If you determine that experimental errors are influencing your results, carefully rethink the design of your experiments. Review each step of the procedure to find sources of potential errors. If possible, have a scientist review the procedure with you. Sometimes the designer of an experiment can miss the obvious.

Question: I did the project on rusting and I noticed that alcohol rusted the most, water rusted but did not stick to the metal, and the metal in the vinegar did NOT rust at all, but the top of the metal that was not in the vinegar DID rust. Why did everything rust the way that it did? Thank you very much.

Answer: Any grease, oil or fat protect iron from rusting, alcohol is able to remove such organic material and expose more of the metal surface to the oxygen. That may have caused a higher rate of rusting with alcohol. Metal inside the vinegar had no rust at all. There are two possibilities for this. It is possible that vinegar has no dissolved oxygen. It is also possible that it did rust, but vinegar dissolved the rust immediately.

A similar experiment

Steel Wool generating heat

Chemical reactions occur every day all around us. A chemical reaction is a process where one type of substance is chemically converted to another substance. The Sun in the sky is one big chemical reaction. The fire in your fireplace is another type of chemical reaction. The smoke that comes out of Dad’s ears when you lose one of his favorite golf clubs is a result of a chemical reaction. OK, so maybe that’s a bad example. This experiment demonstrates a chemical reaction that’s fairly common all around us (and we don’t have to touch Dad’s golf clubs to make this one work).

  1. Put the thermometer in the jar and close the lid.
  2. Wait about 5 minutes and write down the temperature.
  3. Remove the thermometer from the jar.
  4. Soak a piece of steel wool in vinegar for one minute.
  5. Squeeze the vinegar out of the steel wool pad. Wrap the steel wool around the bulb of the thermometer.
  6. Place the thermometer and steel wool back into the jar and close the lid.
  7. Wait 5 minutes.
  8. Now take a look at the temperature.

What happened to the temperature? Are you surprised that it the temperature rose (sorry this experiment didn’t produce any smoke but then again, you didn’t get grounded either).

The vinegar removes any protective coating from the steel wool, allowing the iron in the steel to rust. Rusting is a slow combination of iron with oxygen. When this happens, heat energy is released. The heat released by the rusting of the iron causes the mercury in the thermometer to expand and rise.

Parent’s Note. Chemical reaction is a process in which one substance is chemically converted to another. All chemical reactions involve the formation or destruction of bonds between atoms . Chemical reactions include the rusting of iron and the digestion of food.
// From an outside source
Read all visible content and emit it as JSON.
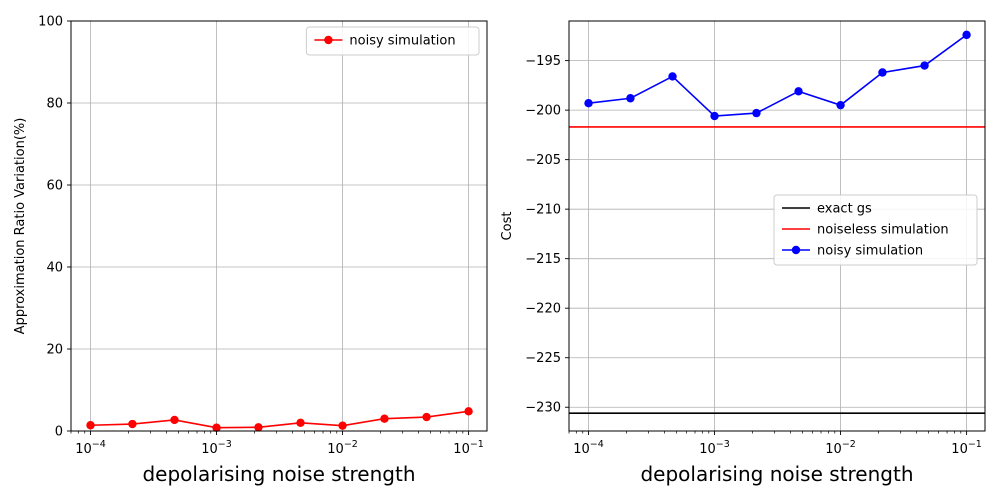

Most chemical reactions release heat. For example, chemical reactions that occur in digestion give off heat that keeps our bodies warm and functioning.

Chemists use chemical equations to express what occurs in chemical reactions. Chemical equations consist of chemical formulas and symbols that show the substances involved in chemical changes. The chemical reaction for the rusting of iron shows that four atoms of solid iron react with three molecules of oxygen gas to form two units of solid rust. Experiments demonstrate that iron and oxygen react in these proportions in air at room temperature. Rust is the product, or result, of the reaction. Iron and oxygen are the reactants. The reactants are the substances that undergo chemical change.